His fanfare trumpets sounded the ceremony of the Queen's Diamond Jubilee, not to mention the weddings of her grandsons Princes William and Harry.
Now the instruments made by Dr Richard Smith's York-based firm Smith-Watkins will feature on ITV4 show Made In Britain.
Since 2005 the firm has been contacted by the Ministry of Defence and have designed, made and supplied specialist brass instruments to most of the British military bands and a number of huge national events.
As well as royal ceremonies, Mr Smith's fanfare trumpets have been seen and heard at events such as the Grand National, the opening of the London 2012 Olympics and the State Opening of Parliament.
And these days they are all the work of Dr Smith and colleague Richard Wright, who toil away in a converted cow shed in Sheriff Hutton.

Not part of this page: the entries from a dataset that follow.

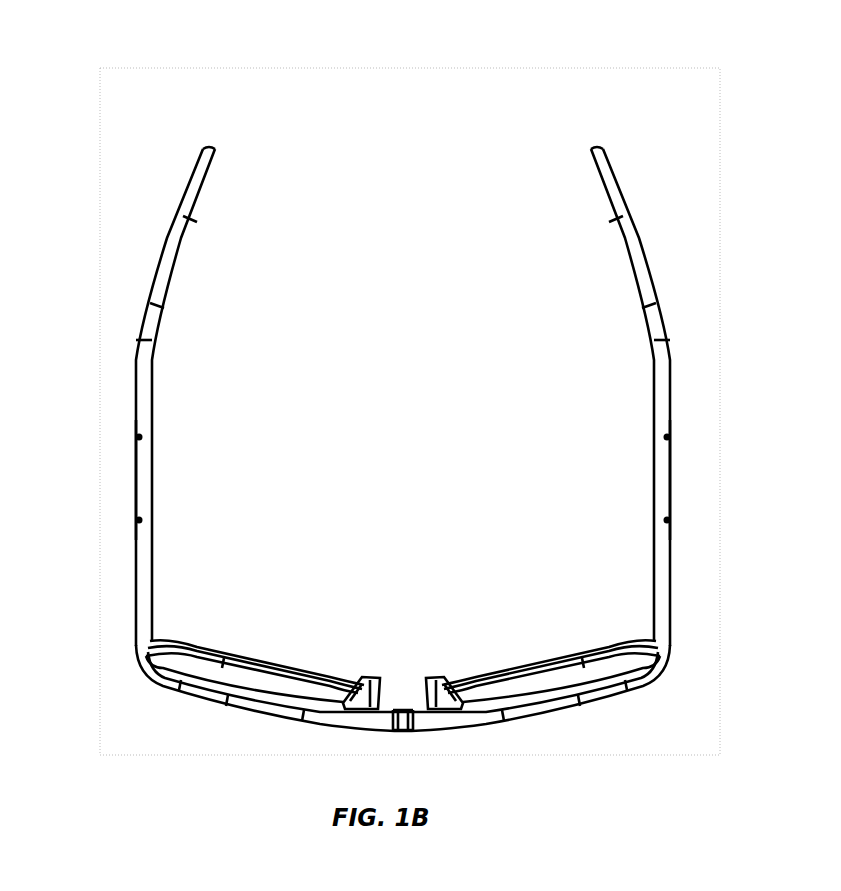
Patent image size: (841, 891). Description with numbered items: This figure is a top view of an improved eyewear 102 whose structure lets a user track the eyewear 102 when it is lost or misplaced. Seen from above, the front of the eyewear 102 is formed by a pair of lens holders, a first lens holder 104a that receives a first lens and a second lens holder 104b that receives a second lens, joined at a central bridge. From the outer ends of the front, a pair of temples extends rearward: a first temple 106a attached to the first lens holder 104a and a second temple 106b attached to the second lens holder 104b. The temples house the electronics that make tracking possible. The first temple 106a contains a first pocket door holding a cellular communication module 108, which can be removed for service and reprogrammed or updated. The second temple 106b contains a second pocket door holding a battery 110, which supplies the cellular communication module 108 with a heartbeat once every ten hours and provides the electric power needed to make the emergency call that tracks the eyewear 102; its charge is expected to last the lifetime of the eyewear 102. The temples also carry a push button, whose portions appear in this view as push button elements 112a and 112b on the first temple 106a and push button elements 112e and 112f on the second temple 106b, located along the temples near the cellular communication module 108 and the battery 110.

The eyewear 102 is at (138, 638).
The first lens holder 104a is at (542, 663).
The second lens holder 104b is at (270, 662).
The first temple 106a is at (640, 303).
The second temple 106b is at (140, 340).
The cellular communication module 108 is at (663, 472).
The battery 110 is at (137, 470).
The push button 112a is at (665, 432).
The push button 112b is at (665, 517).
The push button 112e is at (138, 432).
The push button 112f is at (138, 516).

Speaking about his royal commissions, Dr Smith said: "It's fantastic. I get a bit blasé, but every time I see or hear them on telly - by accident, really - I do get very excited and proud.
"It's the one thing that makes it all worthwhile."
As a younger man Dr Smith took a Higher National Diploma course in applied physics, which involved a placement at the Marconi Company.
-> The Yorkshire firm behind the royal fanfares
He then undertook teacher training at the then St John’s College, York, followed by a short period teaching physics, holder of an master's in the acoustics of woodwind instruments and a PhD in the acoustics of brass instruments.
The latter involved some work with Boosey & Hawkes - at the time major manufacturers of musical instruments - and when the PhD was in the bag, the company offered him a job as its chief designer of brass instruments.
It was this company, that had made fanfare trumpets for the coronation of King George VI in 1937, that Dr Smith's instruments are now modelled on.
In 1985, he took redundancy and, with of £2,000, set up his own business at his north London home making instruments from his kitchen table.
He moved to North Yorkshire in 2005 and originally ran the business with Derek Watkins, who died a few years ago.
Speaking about the wedding of Prince Harry and Meghan Markle, Dr Smith said: "There was a picture of the page boy who was behind Meghan. When he heard the trumpet his mouth was wide open at it. He photo-bombed Meghan, as they say.
"His father said later he had never heard a trumpet before."
One of the firm's most recent commissions is to provide instruments for the band who play for the President of Finland, Sauli Niinistö.
Made in Britain is on Wednesday at 8pm on ITV4.